Getting in to see a doctor in Canada can take anywhere from a few hours at a walk-in clinic to several months for a specialist, depending on what kind of care you need. In 2023, only 26% of Canadians were able to get a same-day or next-day appointment with a doctor or nurse, making long waits the norm rather than the exception.
Seeing Your Family Doctor
If you already have a family doctor, most Canadians wait two or more days for a routine appointment. A survey of 9,000 people found that one in 20 waited a month or longer just to see their own physician. Same-day access, which is standard in some other countries, remains uncommon.
The bigger challenge is having a family doctor at all. After holding steady at about 85% for years, the share of Canadian adults with a regular primary care provider dropped to 82.8% in 2023. That means roughly 6.5 million adults lack a dedicated doctor. If you’re one of them, your main options are walk-in clinics, urgent care centres, virtual care platforms, or the emergency department, each with its own wait profile.
Walk-In Clinics and Emergency Rooms
Walk-in clinics are the go-to for Canadians without a family doctor or those who can’t wait days for an appointment. Waits vary widely by city, time of day, and season, but you can generally expect to spend 30 minutes to a few hours in the waiting room. Mornings on weekdays tend to be faster; evenings and weekends fill up quickly.
Emergency departments are a different story. Provincial ER wait times for a physician’s initial assessment range from under two hours to well over four, depending on the hospital and how urgent your condition is.
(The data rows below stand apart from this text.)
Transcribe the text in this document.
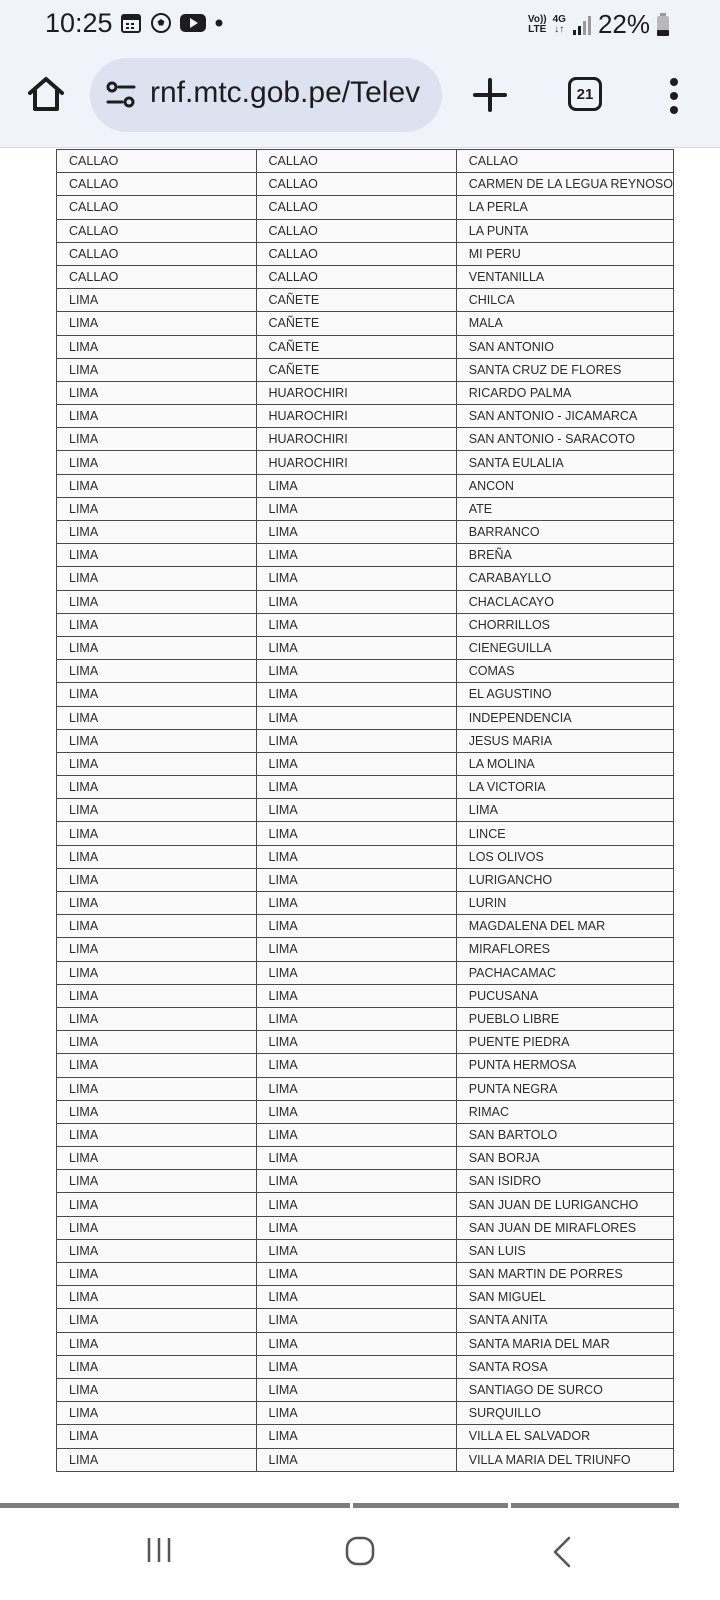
10:25	Vo))
LTE
4G
↓↑ 22%
rnf.mtc.gob.pe/Telev	21
CALLAO	CALLAO	CALLAO
CALLAO	CALLAO	CARMEN DE LA LEGUA REYNOSO
CALLAO	CALLAO	LA PERLA
CALLAO	CALLAO	LA PUNTA
CALLAO	CALLAO	MI PERU
CALLAO	CALLAO	VENTANILLA
LIMA	CAÑETE	CHILCA
LIMA	CAÑETE	MALA
LIMA	CAÑETE	SAN ANTONIO
LIMA	CAÑETE	SANTA CRUZ DE FLORES
LIMA	HUAROCHIRI	RICARDO PALMA
LIMA	HUAROCHIRI	SAN ANTONIO - JICAMARCA
LIMA	HUAROCHIRI	SAN ANTONIO - SARACOTO
LIMA	HUAROCHIRI	SANTA EULALIA
LIMA	LIMA	ANCON
LIMA	LIMA	ATE
LIMA	LIMA	BARRANCO
LIMA	LIMA	BREÑA
LIMA	LIMA	CARABAYLLO
LIMA	LIMA	CHACLACAYO
LIMA	LIMA	CHORRILLOS
LIMA	LIMA	CIENEGUILLA
LIMA	LIMA	COMAS
LIMA	LIMA	EL AGUSTINO
LIMA	LIMA	INDEPENDENCIA
LIMA	LIMA	JESUS MARIA
LIMA	LIMA	LA MOLINA
LIMA	LIMA	LA VICTORIA
LIMA	LIMA	LIMA
LIMA	LIMA	LINCE
LIMA	LIMA	LOS OLIVOS
LIMA	LIMA	LURIGANCHO
LIMA	LIMA	LURIN
LIMA	LIMA	MAGDALENA DEL MAR
LIMA	LIMA	MIRAFLORES
LIMA	LIMA	PACHACAMAC
LIMA	LIMA	PUCUSANA
LIMA	LIMA	PUEBLO LIBRE
LIMA	LIMA	PUENTE PIEDRA
LIMA	LIMA	PUNTA HERMOSA
LIMA	LIMA	PUNTA NEGRA
LIMA	LIMA	RIMAC
LIMA	LIMA	SAN BARTOLO
LIMA	LIMA	SAN BORJA
LIMA	LIMA	SAN ISIDRO
LIMA	LIMA	SAN JUAN DE LURIGANCHO
LIMA	LIMA	SAN JUAN DE MIRAFLORES
LIMA	LIMA	SAN LUIS
LIMA	LIMA	SAN MARTIN DE PORRES
LIMA	LIMA	SAN MIGUEL
LIMA	LIMA	SANTA ANITA
LIMA	LIMA	SANTA MARIA DEL MAR
LIMA	LIMA	SANTA ROSA
LIMA	LIMA	SANTIAGO DE SURCO
LIMA	LIMA	SURQUILLO
LIMA	LIMA	VILLA EL SALVADOR
LIMA	LIMA	VILLA MARIA DEL TRIUNFO
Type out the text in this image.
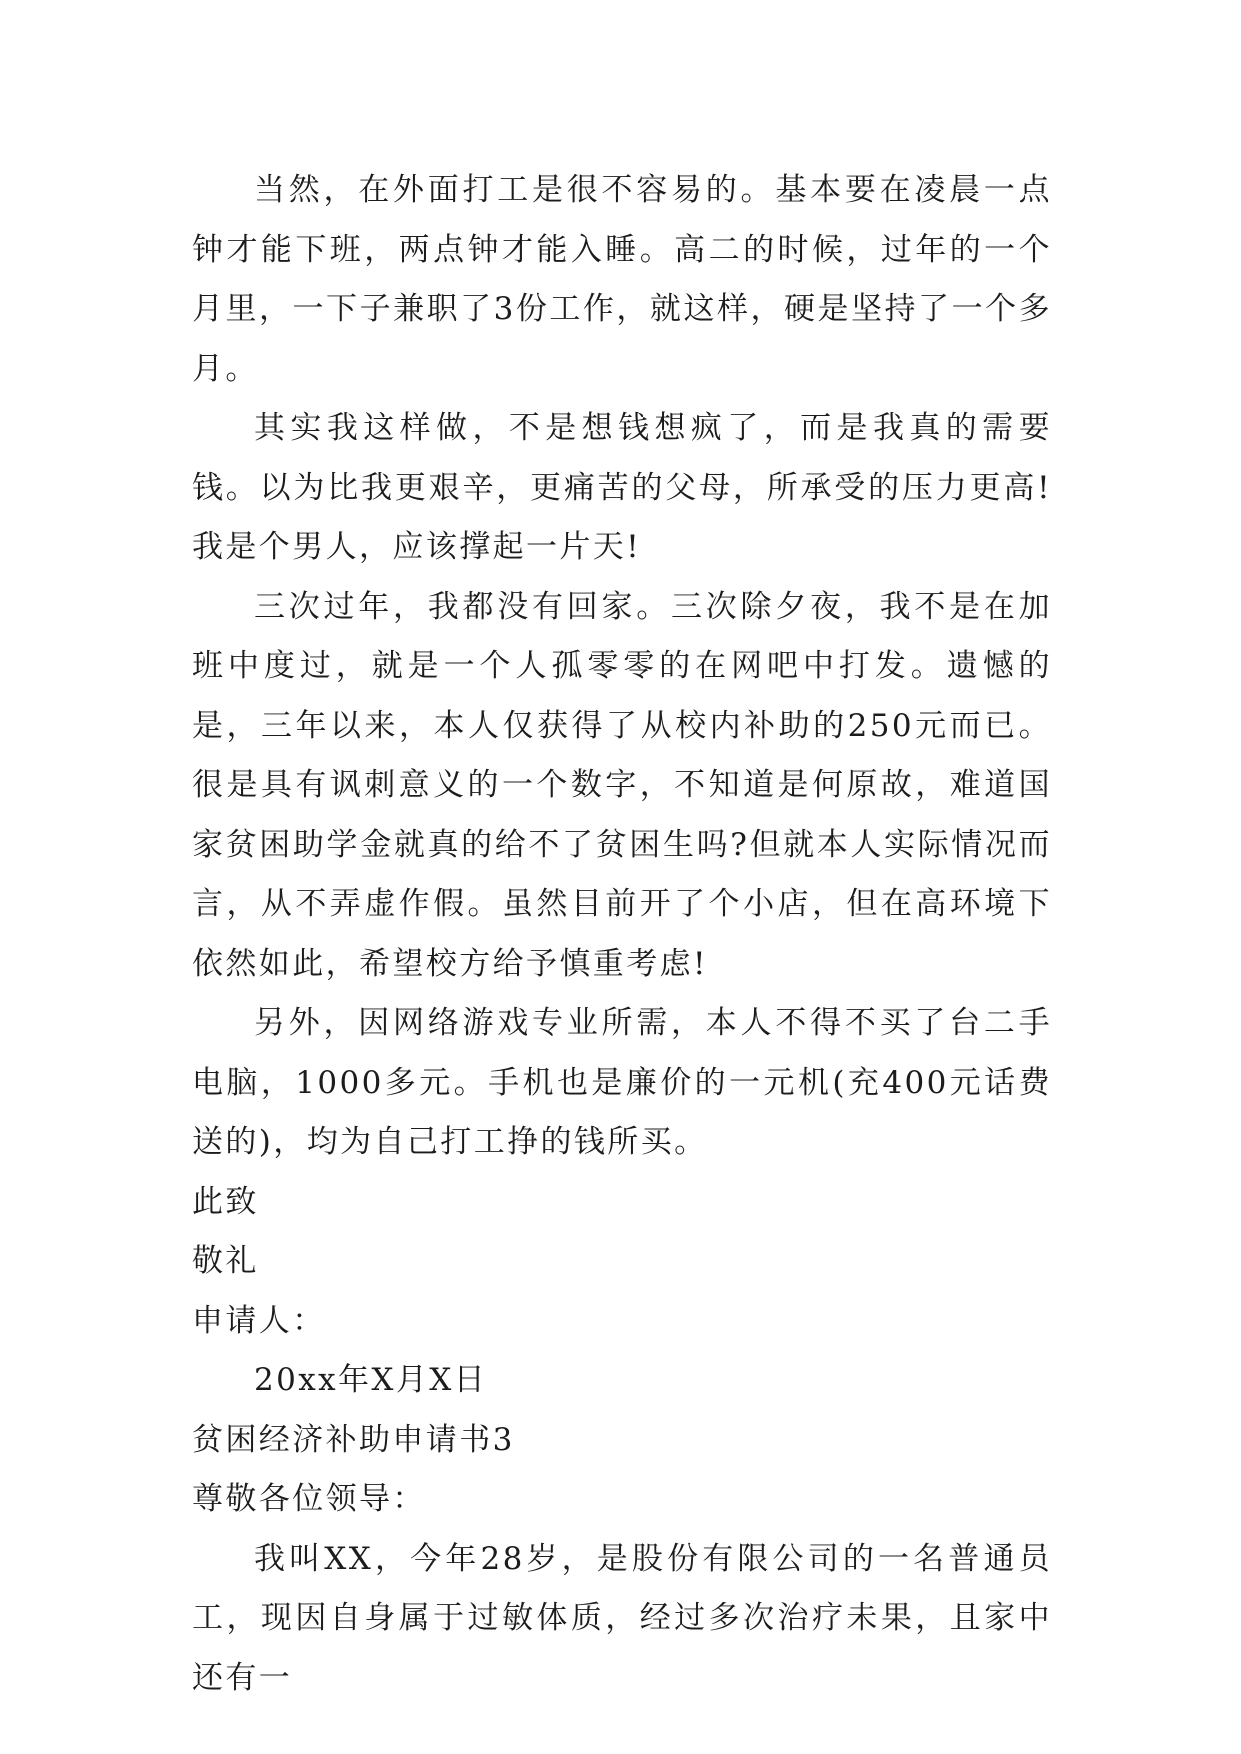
当然，在外面打工是很不容易的。基本要在凌晨一点钟才能下班，两点钟才能入睡。高二的时候，过年的一个月里，一下子兼职了3份工作，就这样，硬是坚持了一个多月。

其实我这样做，不是想钱想疯了，而是我真的需要钱。以为比我更艰辛，更痛苦的父母，所承受的压力更高!我是个男人，应该撑起一片天!

三次过年，我都没有回家。三次除夕夜，我不是在加班中度过，就是一个人孤零零的在网吧中打发。遗憾的是，三年以来，本人仅获得了从校内补助的250元而已。很是具有讽刺意义的一个数字，不知道是何原故，难道国家贫困助学金就真的给不了贫困生吗?但就本人实际情况而言，从不弄虚作假。虽然目前开了个小店，但在高环境下依然如此，希望校方给予慎重考虑!

另外，因网络游戏专业所需，本人不得不买了台二手电脑，1000多元。手机也是廉价的一元机(充400元话费送的)，均为自己打工挣的钱所买。

此致

敬礼

申请人：

20xx年X月X日

贫困经济补助申请书3

尊敬各位领导：

我叫XX，今年28岁，是股份有限公司的一名普通员工，现因自身属于过敏体质，经过多次治疗未果，且家中还有一
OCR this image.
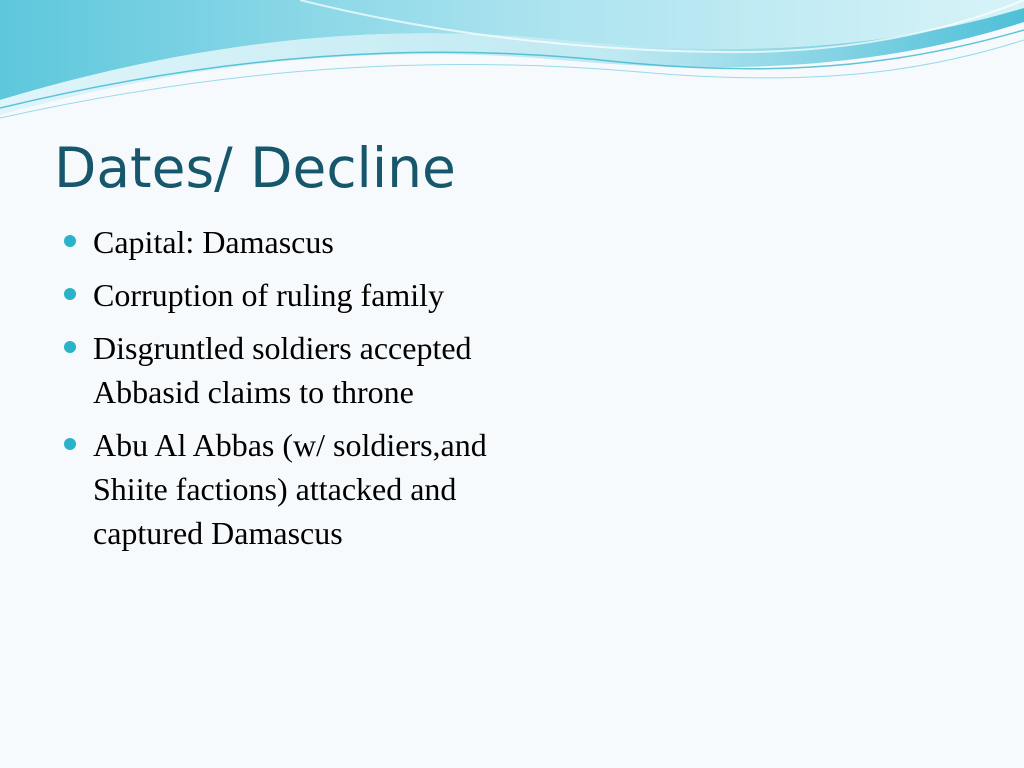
Dates/ Decline
Capital: Damascus
Corruption of ruling family
Disgruntled soldiers accepted Abbasid claims to throne
Abu Al Abbas (w/ soldiers,and Shiite factions) attacked and captured Damascus
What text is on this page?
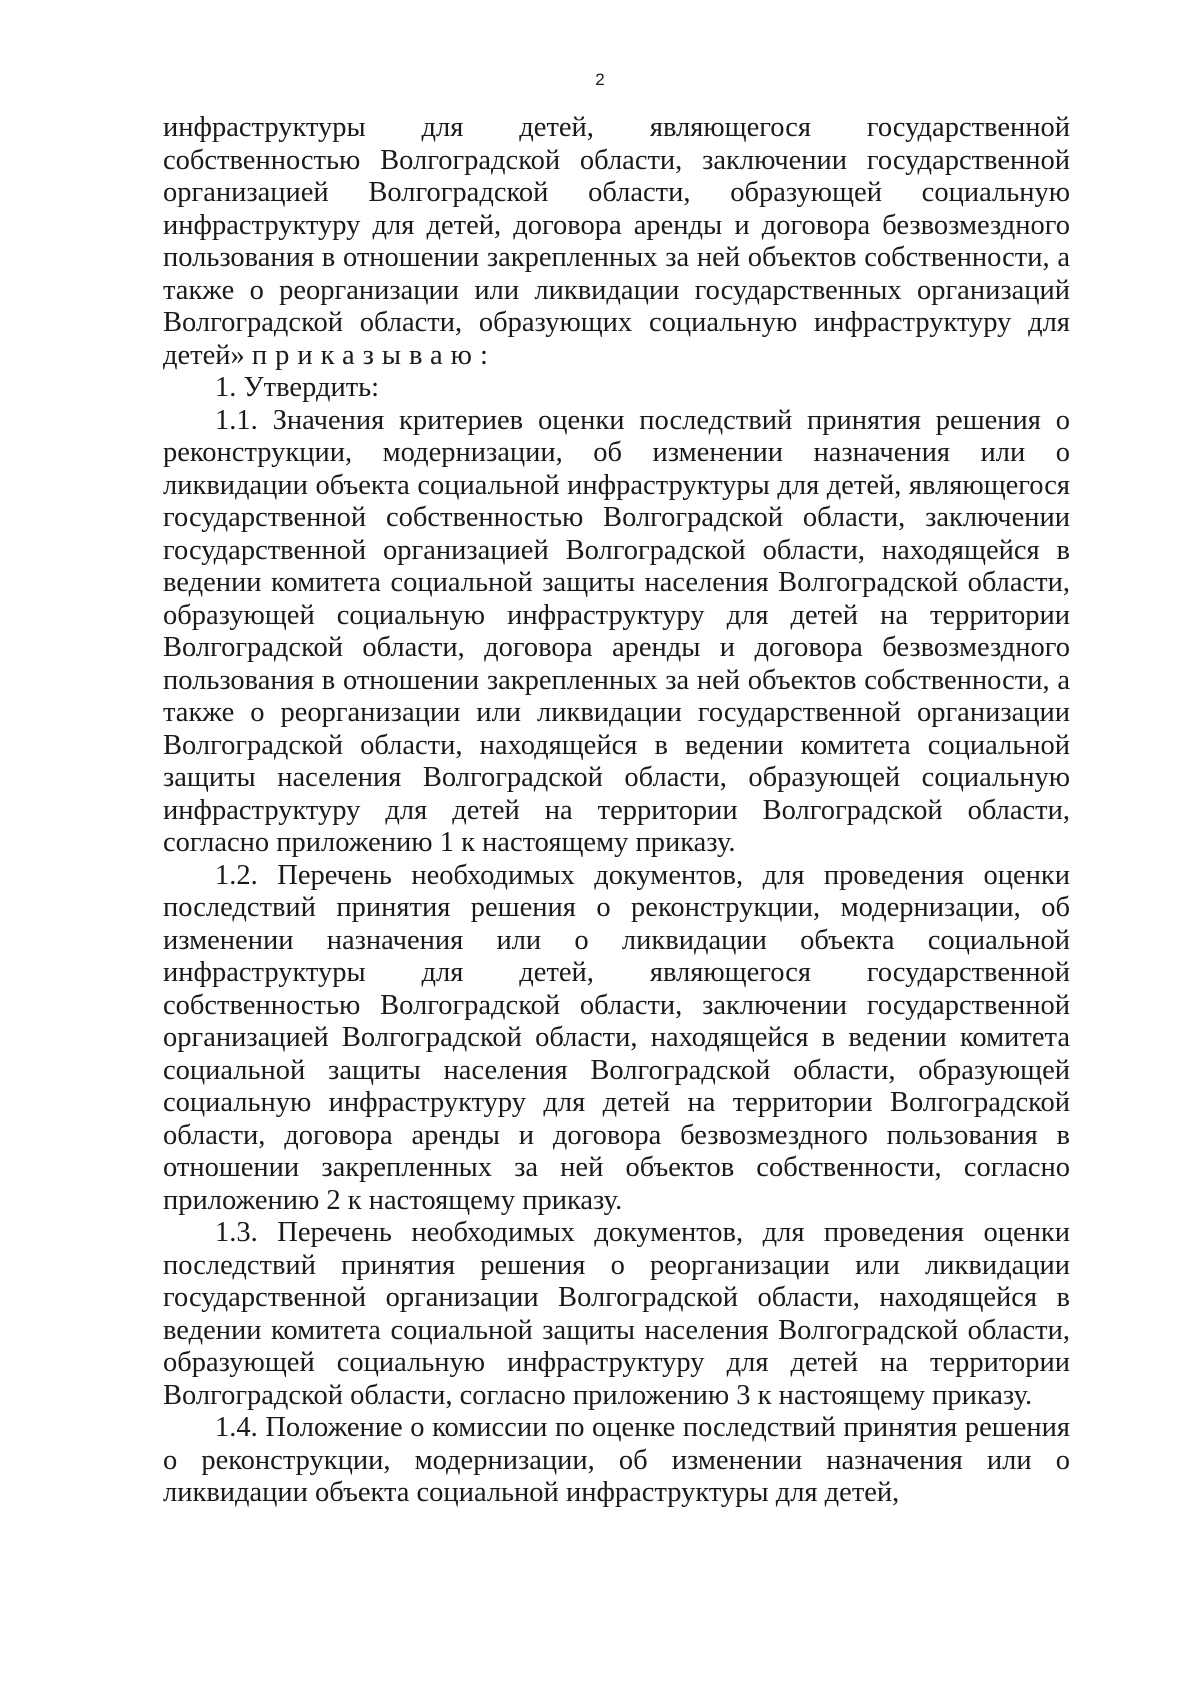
2

инфраструктуры для детей, являющегося государственной собственностью Волгоградской области, заключении государственной организацией Волгоградской области, образующей социальную инфраструктуру для детей, договора аренды и договора безвозмездного пользования в отношении закрепленных за ней объектов собственности, а также о реорганизации или ликвидации государственных организаций Волгоградской области, образующих социальную инфраструктуру для детей» приказываю:

1. Утвердить:

1.1. Значения критериев оценки последствий принятия решения о реконструкции, модернизации, об изменении назначения или о ликвидации объекта социальной инфраструктуры для детей, являющегося государственной собственностью Волгоградской области, заключении государственной организацией Волгоградской области, находящейся в ведении комитета социальной защиты населения Волгоградской области, образующей социальную инфраструктуру для детей на территории Волгоградской области, договора аренды и договора безвозмездного пользования в отношении закрепленных за ней объектов собственности, а также о реорганизации или ликвидации государственной организации Волгоградской области, находящейся в ведении комитета социальной защиты населения Волгоградской области, образующей социальную инфраструктуру для детей на территории Волгоградской области, согласно приложению 1 к настоящему приказу.

1.2. Перечень необходимых документов, для проведения оценки последствий принятия решения о реконструкции, модернизации, об изменении назначения или о ликвидации объекта социальной инфраструктуры для детей, являющегося государственной собственностью Волгоградской области, заключении государственной организацией Волгоградской области, находящейся в ведении комитета социальной защиты населения Волгоградской области, образующей социальную инфраструктуру для детей на территории Волгоградской области, договора аренды и договора безвозмездного пользования в отношении закрепленных за ней объектов собственности, согласно приложению 2 к настоящему приказу.

1.3. Перечень необходимых документов, для проведения оценки последствий принятия решения о реорганизации или ликвидации государственной организации Волгоградской области, находящейся в ведении комитета социальной защиты населения Волгоградской области, образующей социальную инфраструктуру для детей на территории Волгоградской области, согласно приложению 3 к настоящему приказу.

1.4. Положение о комиссии по оценке последствий принятия решения о реконструкции, модернизации, об изменении назначения или о ликвидации объекта социальной инфраструктуры для детей,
Patients triaged as lower priority can sit for many hours. ERs are designed for emergencies, and the system reflects that: a broken arm gets seen faster than a sore throat.
Getting Referred to a Specialist
This is where Canada’s wait times attract the most attention. Once your family doctor or walk-in clinic physician refers you to a specialist, the median wait for that first consultation is 15.3 weeks, nearly four months. That number has been climbing: it was 15.0 weeks a year earlier.
Statistics Canada data from 2024 breaks it down further. Among Canadians who saw a specialist in the past year, 35% waited less than a month, 30% waited one to three months, and 36% waited three months or more. That last group includes patients who waited six months, a year, or even longer. The type of specialist matters enormously. Orthopedic surgeons, neurologists, and rheumatologists tend to have the longest queues, while dermatologists and general internists can sometimes be faster, though this varies by province.
Surgery and Procedure Wait Times
After you finally see a specialist, there’s often a second wait for the actual procedure. The total journey from GP referral to treatment averages 28.6 weeks nationally, just over seven months. That total is split roughly in half: about 15 weeks waiting for the specialist appointment, then another 13 or so weeks waiting for surgery or treatment.
Some specific benchmarks give a clearer picture. Canada’s recommended wait time for hip and knee replacements is 26 weeks (six months). Between April and September 2023, fewer patients received these surgeries within that window compared to 2019, even though hospitals performed 15% to 18% more of them. Demand is simply outpacing capacity.
Cataract surgery is a brighter spot. Wait times have returned to pre-pandemic levels, with 70% of patients treated within the recommended 112 days in 2023. That’s a major recovery from 2020, when only 45% met that benchmark during pandemic shutdowns.
Why the Waits Are So Long
Canada’s single-payer system covers medically necessary care for all residents, but it doesn’t guarantee fast access. Several forces push wait times up. The country has fewer physicians per capita than many peer nations. An aging population needs more hip replacements, cardiac procedures, and chronic disease management. The pandemic created a backlog of deferred surgeries that hospitals are still working through years later. And because provinces manage their own health systems independently, capacity and efficiency vary from one region to the next.
Rural and northern communities face the steepest barriers. Specialists are concentrated in major cities, which means patients in smaller towns may need to travel hours for a consultation, adding logistical delays on top of the scheduling wait.
How to Navigate the System Faster
Virtual care has become a practical workaround for non-urgent issues. Several provinces now offer publicly funded telehealth services where you can speak with a doctor or nurse practitioner within hours. Private virtual platforms also operate across the country, sometimes offering appointments the same day. These won’t help with surgical waits, but they can handle prescription renewals, minor infections, mental health check-ins, and referral requests without the trip to a walk-in clinic.
If you’re waiting for a specialist, ask your referring doctor whether a centralized intake system exists for your condition. Some provinces pool referrals so you’re matched with the next available specialist rather than waiting for one specific physician. You can also ask to be placed on a cancellation list, which can sometimes shave weeks or months off your wait if another patient reschedules.
For urgent conditions, the system does have faster lanes. Cancer diagnoses, cardiac emergencies, and other time-sensitive cases are triaged ahead of elective procedures. If your condition worsens while you’re on a waitlist, contact your referring physician so your priority level can be reassessed.